Song by Emily Blunt / Pixie Davies / Nathanael Saleh / Joel Dawson

from the album Mary Poppins Returns: Original Motion Picture Soundtrack
- Released: November 26, 2018
- Recorded: 2017
- Genre: Soundtrack
- Length: 3:43
- Label: Walt Disney
- Composer: Marc Shaiman
- Lyricists: Marc Shaiman; Scott Wittman;

= The Place Where Lost Things Go =

2018 soundtrack by Emily Blunt

"The Place Where Lost Things Go" is a song from the 2018 film Mary Poppins Returns which was written by Marc Shaiman and Scott Wittman. The song was performed by Emily Blunt as the titular character, while a reprise of the song was performed by Blunt's co-stars Pixie Davies, Nathanael Saleh, and Joel Dawson.

==Context and history==
The song acts as "the film's central ballad". It is a lullaby in which Mary Poppins (Blunt) tells to the children Annabel (Davies), John (Saleh), and Georgie Banks (Dawson), whose mother died before the events of the film, about "the place where lost things go", and that their mother is there watching over them. Blunt felt that the song's message that "nothing’s gone forever, only out of place" is "so important for the world we’re in right now, with a lot of kids feeling a lot of loss".

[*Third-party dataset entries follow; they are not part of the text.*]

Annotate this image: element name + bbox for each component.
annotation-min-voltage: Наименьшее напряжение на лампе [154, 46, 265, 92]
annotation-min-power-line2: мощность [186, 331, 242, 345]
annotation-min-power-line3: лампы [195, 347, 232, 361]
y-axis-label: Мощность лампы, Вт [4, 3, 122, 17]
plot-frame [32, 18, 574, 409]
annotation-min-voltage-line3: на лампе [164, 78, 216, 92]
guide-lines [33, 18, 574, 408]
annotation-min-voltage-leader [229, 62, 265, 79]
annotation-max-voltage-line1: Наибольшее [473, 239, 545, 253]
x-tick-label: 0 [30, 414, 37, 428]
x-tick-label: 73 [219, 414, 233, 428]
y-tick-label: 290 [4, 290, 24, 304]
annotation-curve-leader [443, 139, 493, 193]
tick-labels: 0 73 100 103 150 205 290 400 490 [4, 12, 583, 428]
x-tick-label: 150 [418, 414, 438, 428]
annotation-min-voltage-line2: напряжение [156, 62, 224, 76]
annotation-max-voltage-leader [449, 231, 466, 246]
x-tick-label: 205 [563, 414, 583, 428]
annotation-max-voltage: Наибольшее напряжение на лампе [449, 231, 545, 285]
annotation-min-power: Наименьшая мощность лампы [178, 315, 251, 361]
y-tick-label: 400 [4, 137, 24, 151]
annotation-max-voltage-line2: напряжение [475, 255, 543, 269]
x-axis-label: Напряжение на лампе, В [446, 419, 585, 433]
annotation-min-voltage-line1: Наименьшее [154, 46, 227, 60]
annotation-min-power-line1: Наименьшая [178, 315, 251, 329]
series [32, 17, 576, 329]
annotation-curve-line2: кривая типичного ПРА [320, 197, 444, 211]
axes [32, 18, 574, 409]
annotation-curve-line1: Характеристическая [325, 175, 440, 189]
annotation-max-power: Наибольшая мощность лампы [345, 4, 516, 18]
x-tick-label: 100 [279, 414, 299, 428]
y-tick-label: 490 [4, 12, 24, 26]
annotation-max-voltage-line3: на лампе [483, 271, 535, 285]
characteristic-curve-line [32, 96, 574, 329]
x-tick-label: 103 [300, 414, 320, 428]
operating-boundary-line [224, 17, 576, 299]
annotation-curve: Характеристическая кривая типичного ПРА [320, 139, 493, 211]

Shaiman said that the song's idea of "a place where the lost things go" was something that "stuck in [his and Wittman's] heads" when planning the song. Unlike most songs in the film, the song wasn't re-written by Shaiman and Wittman, as they felt it was "a sure-fire hit from the start". Shaiman and Wittman were inspired for the song's central idea by P. L. Travers' novels that inspired both the film and its predecessor, in which Mary Poppins takes Jane and Michael Banks (who in the film are Annabel, John, and Georgie's father and aunt, respectively) to the Moon, where they meet the Man in the Moon, who tells them that, in the dark side of the Moon, are the things that get lost.

==Release==
"The Place Where Lost Things Go" was released, along with the rest of the film's soundtrack, on December 7, 2018. On November 26, 2018, a clip from the film featuring Blunt's version of the song was released on Disney's YouTube channel.

==Other versions==
Shaiman performed the song during an event hosted by SiriusXM. During the 91st Academy Awards, Bette Midler performed the song, with Shaiman performing the song's music on piano.

==Accolades==

| Award | Date of ceremony | Category | Result | Ref(s) |
|---|---|---|---|---|
| Academy Awards | February 24, 2019 | Best Original Song | Nominated |  |

==Certifications==

| Region | Certification | Certified units/sales |
| United States (RIAA) | Gold | 500,000^{‡} |
^{‡} Sales+streaming figures based on certification alone.